Maryland’s once-healthy thoroughbred industry began its descent to minor-league status in the mid-1990s. When slot machines were legalized in neighboring states, horses and stables exited Maryland to compete for larger purses. Amid the decline, Laurel Park and Pimlico suffered from bad management. Moreover, the tracks’ owners and their horsemen were constantly at war with each other, and they could never agree on any plan to revive the industry.
In view of this dismal history, people who care about horse racing can scarcely believe what has just happened. Maryland racing has not only been saved, but it is about to enter an era of growth and unprecedented prosperity. Dec. 14, 2012 will be remembered as the day that changed everything.
On that day, representatives of the Maryland Jockey Club and the state’s horsemen signed a 10-year agreement that establishes a new economic structure for the sport. They resolved the crucial issue (and other peripheral ones) that had divided them for the past two years.

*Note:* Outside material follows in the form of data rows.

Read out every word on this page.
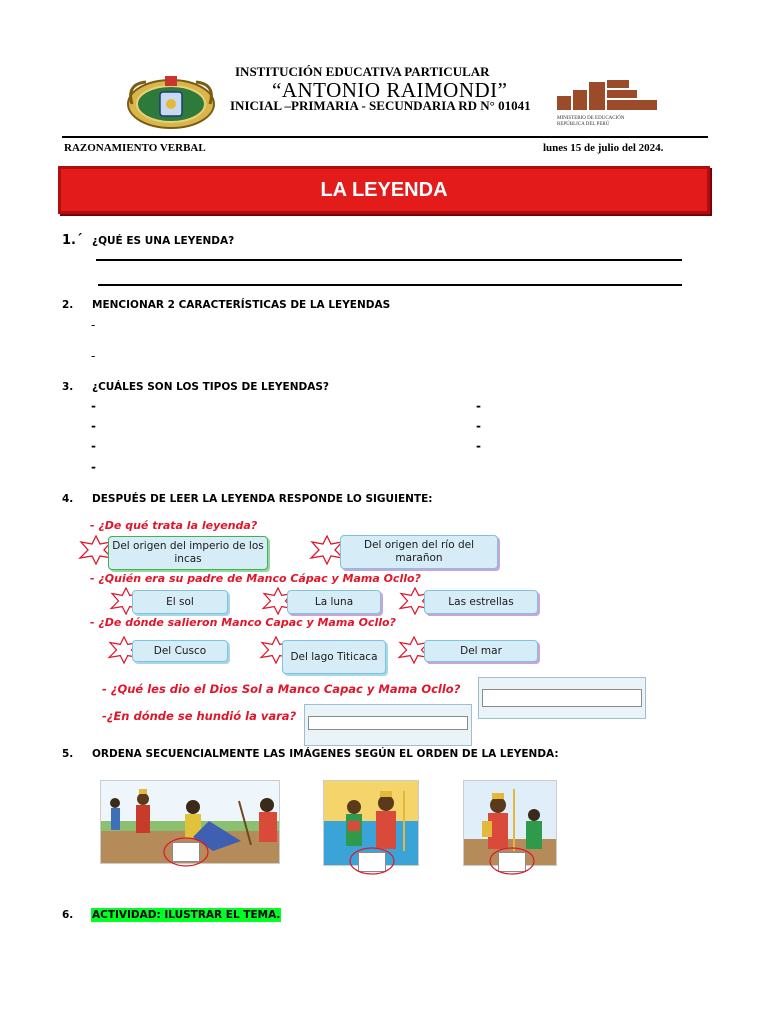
INSTITUCIÓN EDUCATIVA PARTICULAR
“ANTONIO RAIMONDI”
INICIAL –PRIMARIA - SECUNDARIA RD N° 01041
MINISTERIO DE EDUCACIÓN REPÚBLICA DEL PERÚ
RAZONAMIENTO VERBAL	lunes 15 de julio del 2024.
LA LEYENDA
1.´ ¿QUÉ ES UNA LEYENDA?
2. MENCIONAR 2 CARACTERÍSTICAS DE LA LEYENDAS
-
-
3. ¿CUÁLES SON LOS TIPOS DE LEYENDAS?
-
-
-
-
-
-
-
4. DESPUÉS DE LEER LA LEYENDA RESPONDE LO SIGUIENTE:
- ¿De qué trata la leyenda?
Del origen del imperio de los incas
Del origen del río del marañon
- ¿Quién era su padre de Manco Cápac y Mama Ocllo?
El sol	La luna	Las estrellas
- ¿De dónde salieron Manco Capac y Mama Ocllo?
Del Cusco	Del lago Titicaca	Del mar
- ¿Qué les dio el Dios Sol a Manco Capac y Mama Ocllo?
-¿En dónde se hundió la vara?
5. ORDENA SECUENCIALMENTE LAS IMÁGENES SEGÚN EL ORDEN DE LA LEYENDA:
6. ACTIVIDAD: ILUSTRAR EL TEMA.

When Maryland belatedly legalized slot machines and earmarked a portion of the revenue for horse racing, the Stronach Group, the tracks’ parent company, inexplicably failed to make a bid to get slots at Laurel Park. The slot franchise in Anne Arundel County instead went to the Maryland Live casino. Yet a percentage of money from slots — wherever they are located — goes into racetrack purses, and the revenue from Maryland Live would give horsemen a windfall. But the Maryland Jockey Club was losing millions of dollars a year and had no incentive to operate more than a minimal racing schedule.

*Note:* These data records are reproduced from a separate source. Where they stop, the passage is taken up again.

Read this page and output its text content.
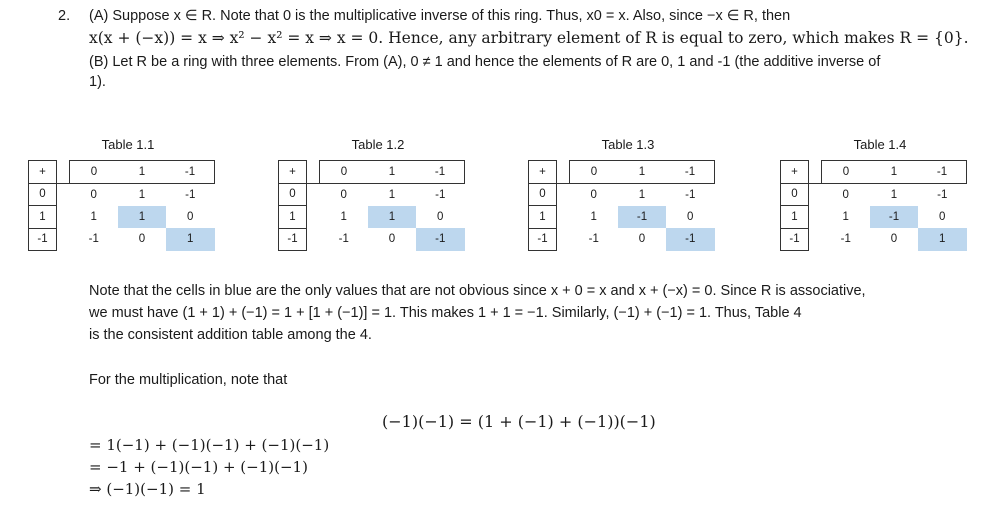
2. (A) Suppose x ∈ R. Note that 0 is the multiplicative inverse of this ring. Thus, x0 = x. Also, since −x ∈ R, then
x(x + (−x)) = x ⇒ x² − x² = x ⇒ x = 0. Hence, any arbitrary element of R is equal to zero, which makes R = {0}.
(B) Let R be a ring with three elements. From (A), 0 ≠ 1 and hence the elements of R are 0, 1 and -1 (the additive inverse of
1).
Table 1.1	Table 1.2	Table 1.3	Table 1.4
+		0	1	-1
0		0	1	-1
1		1	1	0
-1		-1	0	1
+		0	1	-1
0		0	1	-1
1		1	1	0
-1		-1	0	-1
+		0	1	-1
0		0	1	-1
1		1	-1	0
-1		-1	0	-1
+		0	1	-1
0		0	1	-1
1		1	-1	0
-1		-1	0	1
Note that the cells in blue are the only values that are not obvious since x + 0 = x and x + (−x) = 0. Since R is associative,
we must have (1 + 1) + (−1) = 1 + [1 + (−1)] = 1. This makes 1 + 1 = −1. Similarly, (−1) + (−1) = 1. Thus, Table 4
is the consistent addition table among the 4.
For the multiplication, note that
(−1)(−1) = (1 + (−1) + (−1))(−1)
= 1(−1) + (−1)(−1) + (−1)(−1)
= −1 + (−1)(−1) + (−1)(−1)
⇒ (−1)(−1) = 1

The track and the horsemen negotiated (often acrimoniously) for two years before they agreed on a logical plan. The horsemen ceded some of their slot revenue to management. If horsemen want to race more than 100 days per year, which they almost certainly will, they will pay a fee to the track for each additional day. Thus the Maryland Jockey Club gets the chance to make a reasonable profit. (The two sides also resolved other long-simmering issues; the MJC will close the costly Bowie training center and will build additional stalls at Laurel.)

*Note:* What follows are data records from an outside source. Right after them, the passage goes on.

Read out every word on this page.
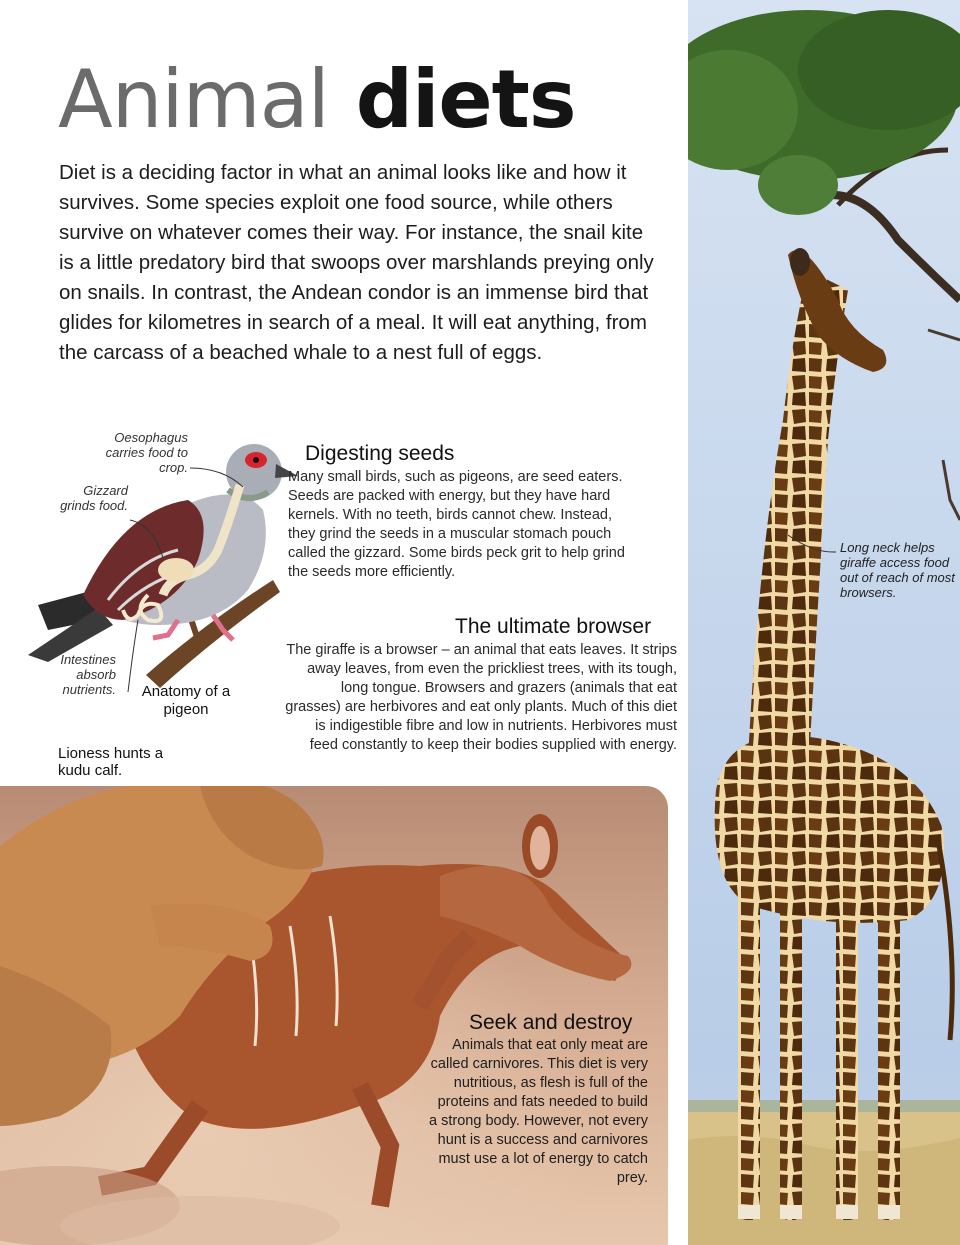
Animal diets

Diet is a deciding factor in what an animal looks like and how it survives. Some species exploit one food source, while others survive on whatever comes their way. For instance, the snail kite is a little predatory bird that swoops over marshlands preying only on snails. In contrast, the Andean condor is an immense bird that glides for kilometres in search of a meal. It will eat anything, from the carcass of a beached whale to a nest full of eggs.

Long neck helps giraffe access food out of reach of most browsers.
Oesophagus carries food to crop.
Gizzard grinds food.
Intestines absorb nutrients. Anatomy of a pigeon
Digesting seeds

Many small birds, such as pigeons, are seed eaters. Seeds are packed with energy, but they have hard kernels. With no teeth, birds cannot chew. Instead, they grind the seeds in a muscular stomach pouch called the gizzard. Some birds peck grit to help grind the seeds more efficiently.

The ultimate browser

The giraffe is a browser – an animal that eats leaves. It strips away leaves, from even the prickliest trees, with its tough, long tongue. Browsers and grazers (animals that eat grasses) are herbivores and eat only plants. Much of this diet is indigestible fibre and low in nutrients. Herbivores must feed constantly to keep their bodies supplied with energy.

Lioness hunts a kudu calf.
Seek and destroy

Animals that eat only meat are called carnivores. This diet is very nutritious, as flesh is full of the proteins and fats needed to build a strong body. However, not every hunt is a success and carnivores must use a lot of energy to catch prey.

Tom Chuckas, CEO of the tracks, says the importance of the 10-year deal is that it allows everybody in the industry to plan confidently for the future. Purses at the tracks, already bolstered by revenue from Maryland Live, now average around $245,000 a day. When new casinos in downtown Baltimore and Prince George’s County go into operation, that figure could approach $400,000 a day, putting Laurel and Pimlico in company with the nation’s elite tracks. Chuckas said, “Breeders can look ahead and breed Maryland horses. Owners can buy horses. And the Maryland Jockey Club can make plans for capital improvements. Now it’s easier to make an investment of substance.”
Understandably, trainers, owners, breeders and the tracks’ management are elated by their prospects. Yet the history of slot-machine subsidies in other states provides grounds for some skepticism.